I think its good to have one rooster with hens, but just one. Roosters like to fight.
 
After reading some more, I have 1 more question... My hens, well 3 of them are pets... They eat out of my hands and all that fun stuff... With a rooster, say an aggressive rooster, can you still feed the hens out if your hands? I've read on here where a rooster will attack during feeding.. What do you do? How do you put the food down?


This was the final straw for getting rid of our roo (who was super sweet until "bird puberty", handled since he was a baby, etc). We have 4 hens and they are pets, and when my kids tried to feed them the roo would chase and try to flog them.
Honestly, he offered nothing. He harassed the hens too much, and their behavior is exactly the same now than when we had him in terms of searching for food, staying in protected areas, and going into the coop at night.
 
This thread starting me thinking....What about keeping your roo separate from your hens until you need fertilizted eggs? would that work...just putting him out once or twice a week with them?
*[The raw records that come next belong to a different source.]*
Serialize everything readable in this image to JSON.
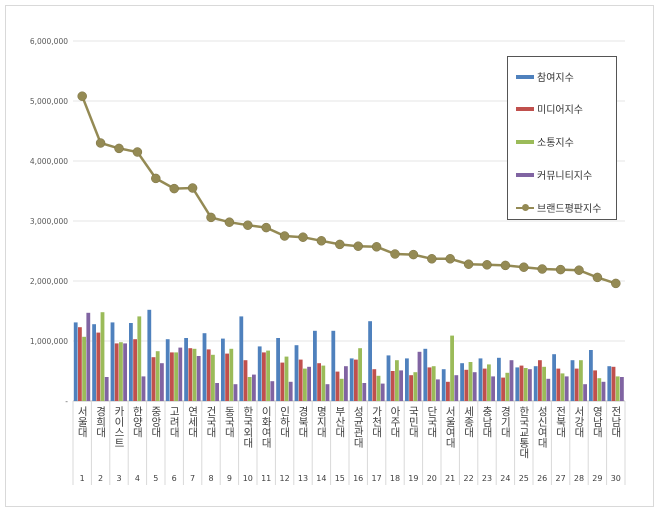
{
  "chart_data": {
    "type": "bar+line",
    "ylim": [
      0,
      6000000
    ],
    "yticks": [
      "-",
      "1,000,000",
      "2,000,000",
      "3,000,000",
      "4,000,000",
      "5,000,000",
      "6,000,000"
    ],
    "grid": true,
    "legend_placement": "top-right",
    "categories": [
      "서울대",
      "경희대",
      "카이스트",
      "한양대",
      "중앙대",
      "고려대",
      "연세대",
      "건국대",
      "동국대",
      "한국외대",
      "이화여대",
      "인하대",
      "경북대",
      "명지대",
      "부산대",
      "성균관대",
      "가천대",
      "아주대",
      "국민대",
      "단국대",
      "서울여대",
      "세종대",
      "충남대",
      "경기대",
      "한국교통대",
      "성신여대",
      "전북대",
      "서강대",
      "영남대",
      "전남대"
    ],
    "ranks": [
      "1",
      "2",
      "3",
      "4",
      "5",
      "6",
      "7",
      "8",
      "9",
      "10",
      "11",
      "12",
      "13",
      "14",
      "15",
      "16",
      "17",
      "18",
      "19",
      "20",
      "21",
      "22",
      "23",
      "24",
      "25",
      "26",
      "27",
      "28",
      "29",
      "30"
    ],
    "series": [
      {
        "name": "참여지수",
        "type": "bar",
        "color": "#4f81bd",
        "values": [
          1310000,
          1280000,
          1310000,
          1300000,
          1520000,
          1030000,
          1050000,
          1130000,
          1040000,
          1410000,
          910000,
          1050000,
          930000,
          1170000,
          1170000,
          710000,
          1330000,
          760000,
          710000,
          870000,
          530000,
          630000,
          710000,
          720000,
          560000,
          580000,
          780000,
          680000,
          850000,
          580000
        ]
      },
      {
        "name": "미디어지수",
        "type": "bar",
        "color": "#c0504d",
        "values": [
          1230000,
          1140000,
          960000,
          1030000,
          730000,
          810000,
          880000,
          860000,
          790000,
          680000,
          810000,
          640000,
          690000,
          630000,
          490000,
          690000,
          530000,
          500000,
          430000,
          560000,
          320000,
          520000,
          540000,
          390000,
          590000,
          680000,
          540000,
          540000,
          510000,
          570000
        ]
      },
      {
        "name": "소통지수",
        "type": "bar",
        "color": "#9bbb59",
        "values": [
          1070000,
          1480000,
          980000,
          1410000,
          830000,
          810000,
          870000,
          770000,
          870000,
          400000,
          840000,
          740000,
          540000,
          590000,
          370000,
          880000,
          420000,
          680000,
          480000,
          580000,
          1090000,
          650000,
          610000,
          470000,
          550000,
          570000,
          460000,
          680000,
          380000,
          410000
        ]
      },
      {
        "name": "커뮤니티지수",
        "type": "bar",
        "color": "#8064a2",
        "values": [
          1470000,
          400000,
          960000,
          410000,
          630000,
          890000,
          750000,
          300000,
          280000,
          440000,
          330000,
          320000,
          570000,
          280000,
          580000,
          300000,
          290000,
          510000,
          820000,
          360000,
          430000,
          480000,
          410000,
          680000,
          530000,
          370000,
          410000,
          280000,
          320000,
          400000
        ]
      },
      {
        "name": "브랜드평판지수",
        "type": "line",
        "color": "#948a54",
        "values": [
          5080000,
          4300000,
          4210000,
          4150000,
          3710000,
          3540000,
          3550000,
          3060000,
          2980000,
          2930000,
          2890000,
          2750000,
          2730000,
          2670000,
          2610000,
          2580000,
          2570000,
          2450000,
          2440000,
          2370000,
          2370000,
          2280000,
          2270000,
          2260000,
          2230000,
          2200000,
          2190000,
          2180000,
          2060000,
          1960000
        ]
      }
    ]
  }
}
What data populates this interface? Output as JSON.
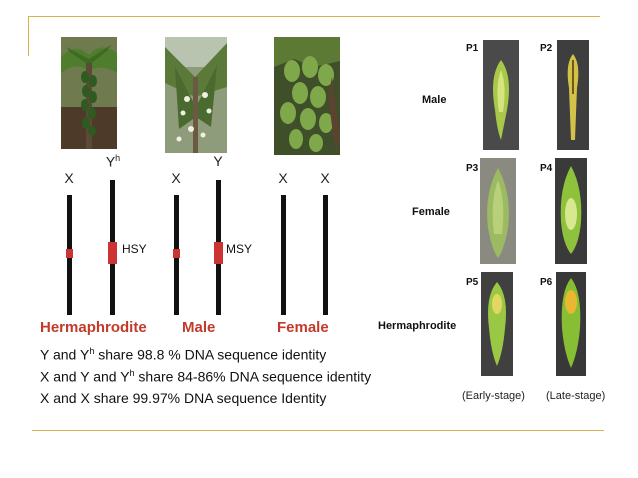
{
  "chromosomes": {
    "herm_x": "X",
    "herm_y": "Y",
    "herm_y_sup": "h",
    "male_x": "X",
    "male_y": "Y",
    "female_x1": "X",
    "female_x2": "X",
    "hsy": "HSY",
    "msy": "MSY"
  },
  "sexes": {
    "hermaphrodite": "Hermaphrodite",
    "male": "Male",
    "female": "Female"
  },
  "statements": {
    "s1_a": "Y and Y",
    "s1_sup": "h",
    "s1_b": " share 98.8 % DNA sequence identity",
    "s2_a": "X and Y and Y",
    "s2_sup": "h",
    "s2_b": " share 84-86% DNA sequence identity",
    "s3": "X and X share 99.97% DNA sequence Identity"
  },
  "flowers": {
    "row_male": "Male",
    "row_female": "Female",
    "row_herm": "Hermaphrodite",
    "p1": "P1",
    "p2": "P2",
    "p3": "P3",
    "p4": "P4",
    "p5": "P5",
    "p6": "P6",
    "early": "(Early-stage)",
    "late": "(Late-stage)"
  },
  "colors": {
    "accent_rule": "#d8b24a",
    "sex_label": "#c23a2a",
    "marker_band": "#cc3333"
  }
}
I saw a breeder of show birds once explain that she keeps her roosters in an adjacent run, so they are still familiar with and interact with the girls, but aren't able to mate unless she actually wants to hatch out eggs. Then she puts the male she wants to breed on a leg tether in the hen's run, and when a hen wants to mate, she approaches him and squats for him. Hens who don't want to mate just stay out of his reach. It's how she solved the problem of plucked feathers and made sure only her best genetic stock was passed on to the next generation.

As for me, I just let the roos run with the girls. The boys get moved to a separate bachelor run if and only when they become a problem. If they mellow out later, they get released back into the flock. If not, they become dinner. I've only had to separate one rooster from the flock because of fighting, and he wasn't even the instigator. He ended up in a private coop and run with his own little flock of ladies, and since then, things have settled down between him and the new alpha roo. They can even be free ranging at the same time now without altercations.